O Superior Tribunal de Justiça (STJ), em decisão monocrática proferida no Recurso Especial nº 2.259.198/SP, consolidou importante entendimento em favor do contribuinte ao vedar que a Fazenda Pública estadual redirecione a execução fiscal aos sócios de uma pessoa jurídica extinta legalmente antes da propositura da demanda.


A discussão decorreu de cobrança de débitos de ICMS (exercícios de 2011 e 2012) contra uma empresa prestadora de serviços de informática. Ficou comprovado que o distrato social e o encerramento das atividades foram formalizados na Junta Comercial do Estado de São Paulo (JUCESP) em data anterior à própria inscrição do crédito em dívida ativa e ao ajuizamento da execução.


FUNDAMENTOS DA DECISÃO

Ao manter o acórdão do Tribunal de Justiça paulista, que extinguiu o feito sem resolução do mérito por ilegitimidade passiva (art. 485, VI, do CPC), o STJ pautou-se nas seguintes premissas:


  • Vício insanável e a Súmula 392: O ajuizamento de execução fiscal contra empresa já inexistente caracteriza vício insanável. A substituição da Certidão de Dívida Ativa (CDA) é admitida exclusivamente para correções de erros materiais ou formais até a sentença dos embargos, sendo expressamente proibida a modificação do sujeito passivo.

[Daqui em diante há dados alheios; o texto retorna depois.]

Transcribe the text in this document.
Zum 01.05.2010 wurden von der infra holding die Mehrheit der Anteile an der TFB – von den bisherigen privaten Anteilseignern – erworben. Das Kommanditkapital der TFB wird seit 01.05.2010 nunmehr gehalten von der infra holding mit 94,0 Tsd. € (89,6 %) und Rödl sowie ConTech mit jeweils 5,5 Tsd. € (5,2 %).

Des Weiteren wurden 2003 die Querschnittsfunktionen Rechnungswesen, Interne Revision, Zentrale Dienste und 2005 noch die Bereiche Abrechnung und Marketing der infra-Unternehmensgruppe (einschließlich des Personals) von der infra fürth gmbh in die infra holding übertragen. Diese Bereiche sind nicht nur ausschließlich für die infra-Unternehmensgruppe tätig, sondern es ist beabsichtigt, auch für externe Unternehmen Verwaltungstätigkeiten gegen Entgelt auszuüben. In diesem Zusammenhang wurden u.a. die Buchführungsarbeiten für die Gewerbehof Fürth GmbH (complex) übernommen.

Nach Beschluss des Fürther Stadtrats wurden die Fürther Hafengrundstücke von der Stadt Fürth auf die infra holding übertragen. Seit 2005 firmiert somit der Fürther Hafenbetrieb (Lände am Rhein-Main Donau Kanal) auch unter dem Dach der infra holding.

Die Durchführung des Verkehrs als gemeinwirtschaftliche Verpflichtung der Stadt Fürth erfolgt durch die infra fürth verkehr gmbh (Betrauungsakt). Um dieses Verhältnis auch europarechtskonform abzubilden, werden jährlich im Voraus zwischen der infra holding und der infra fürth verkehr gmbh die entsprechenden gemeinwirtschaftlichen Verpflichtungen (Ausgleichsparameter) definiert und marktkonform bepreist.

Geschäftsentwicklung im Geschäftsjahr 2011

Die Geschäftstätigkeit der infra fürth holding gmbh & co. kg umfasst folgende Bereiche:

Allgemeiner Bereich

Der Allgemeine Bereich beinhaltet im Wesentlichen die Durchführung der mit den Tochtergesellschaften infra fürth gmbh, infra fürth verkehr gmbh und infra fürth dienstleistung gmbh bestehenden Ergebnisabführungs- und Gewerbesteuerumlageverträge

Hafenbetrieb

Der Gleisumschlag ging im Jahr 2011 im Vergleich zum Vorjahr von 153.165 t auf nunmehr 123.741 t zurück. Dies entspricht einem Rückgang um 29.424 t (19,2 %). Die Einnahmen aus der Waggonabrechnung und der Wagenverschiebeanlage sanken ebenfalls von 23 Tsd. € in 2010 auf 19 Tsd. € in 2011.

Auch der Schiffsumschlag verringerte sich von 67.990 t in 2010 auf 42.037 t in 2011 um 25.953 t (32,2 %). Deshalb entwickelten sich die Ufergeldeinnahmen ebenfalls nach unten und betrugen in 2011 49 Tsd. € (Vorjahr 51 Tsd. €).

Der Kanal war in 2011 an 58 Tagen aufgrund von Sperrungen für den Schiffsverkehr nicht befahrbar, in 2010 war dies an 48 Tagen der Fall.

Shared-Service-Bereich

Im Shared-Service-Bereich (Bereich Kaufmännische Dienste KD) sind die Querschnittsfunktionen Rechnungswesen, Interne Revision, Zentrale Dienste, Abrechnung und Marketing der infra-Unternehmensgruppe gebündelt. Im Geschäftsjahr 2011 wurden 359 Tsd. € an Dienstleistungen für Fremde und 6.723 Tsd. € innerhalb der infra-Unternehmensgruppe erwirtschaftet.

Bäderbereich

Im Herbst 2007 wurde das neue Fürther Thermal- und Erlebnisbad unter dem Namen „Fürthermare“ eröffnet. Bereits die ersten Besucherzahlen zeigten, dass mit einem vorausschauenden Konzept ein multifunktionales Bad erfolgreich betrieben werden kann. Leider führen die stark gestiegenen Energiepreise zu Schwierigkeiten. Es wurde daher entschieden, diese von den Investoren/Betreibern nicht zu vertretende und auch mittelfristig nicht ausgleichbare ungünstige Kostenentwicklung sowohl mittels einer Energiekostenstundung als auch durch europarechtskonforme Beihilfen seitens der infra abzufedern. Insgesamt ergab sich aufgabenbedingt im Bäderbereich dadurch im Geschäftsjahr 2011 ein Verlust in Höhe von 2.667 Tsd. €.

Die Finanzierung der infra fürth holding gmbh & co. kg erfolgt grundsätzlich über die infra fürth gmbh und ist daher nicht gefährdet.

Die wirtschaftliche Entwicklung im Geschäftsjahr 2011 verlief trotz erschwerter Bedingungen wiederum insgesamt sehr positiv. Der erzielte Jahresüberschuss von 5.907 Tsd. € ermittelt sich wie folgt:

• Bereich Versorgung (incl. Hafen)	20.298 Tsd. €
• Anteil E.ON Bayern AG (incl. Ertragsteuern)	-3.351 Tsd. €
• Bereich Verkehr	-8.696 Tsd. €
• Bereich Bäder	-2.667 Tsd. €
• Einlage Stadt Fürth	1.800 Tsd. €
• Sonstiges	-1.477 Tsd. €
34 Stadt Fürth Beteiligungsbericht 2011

  • Conhecimento prévio do Fisco (Súmula 7/STJ): A Corte destacou que a dissolução ocorreu mediante registro público regular, com ciência da administração fazendária. Modificar essa premissa fática, como pretendia o Fisco estadual ao alegar isoladamente o artigo 7º-A da LC nº 123/2006, exigiria a revisão probatória, medida incabível em Recurso Especial.


  • Alinhamento ao Tema 630: A decisão invocou o Tema 630 do STJ, reafirmando que o redirecionamento da execução ao patrimônio pessoal do sócio-gerente é legítimo apenas nos casos de dissolução irregular da sociedade. Sendo o encerramento validamente processado, presume-se a boa-fé e afasta-se a infração à lei (art. 135 do CTN).


IMPACTOS PRÁTICOS

A decisão impõe um freio às tentativas da Fazenda Pública de contornar erros na constituição do título executivo extrajudicial por meio de emendas ilegítimas à CDA. O precedente não apenas blinda o patrimônio pessoal dos sócios em casos de encerramentos hígidos, mas também onera o Estado pela inobservância da legislação e dos precedentes. No caso concreto, o STJ aplicou o artigo 85, § 11, do CPC, majorando os honorários sucumbenciais devidos pela Fazenda Pública em 10% devido ao trabalho adicional na fase recursal, fortalecendo a segurança jurídica e a exigência de governança no ajuizamento das execuções fiscais.


A exigência de que o Fisco respeite a regularidade do distrato social arquivado na Junta Comercial recompensa e reforça as boas práticas de governança. O encerramento correto de uma operação corporativa — com a devida comunicação e baixa nos órgãos competentes — atua como proteção contra o bloqueio repentino de contas bancárias (SisbaJud) e a constrição de bens pessoais de diretores, administradores e acionistas. Isso garante previsibilidade para investidores, que não correm o risco de terem seus CPFs ou o caixa da holding atrelados a execuções fiscais "ressuscitadas" artificialmente pela Fazenda.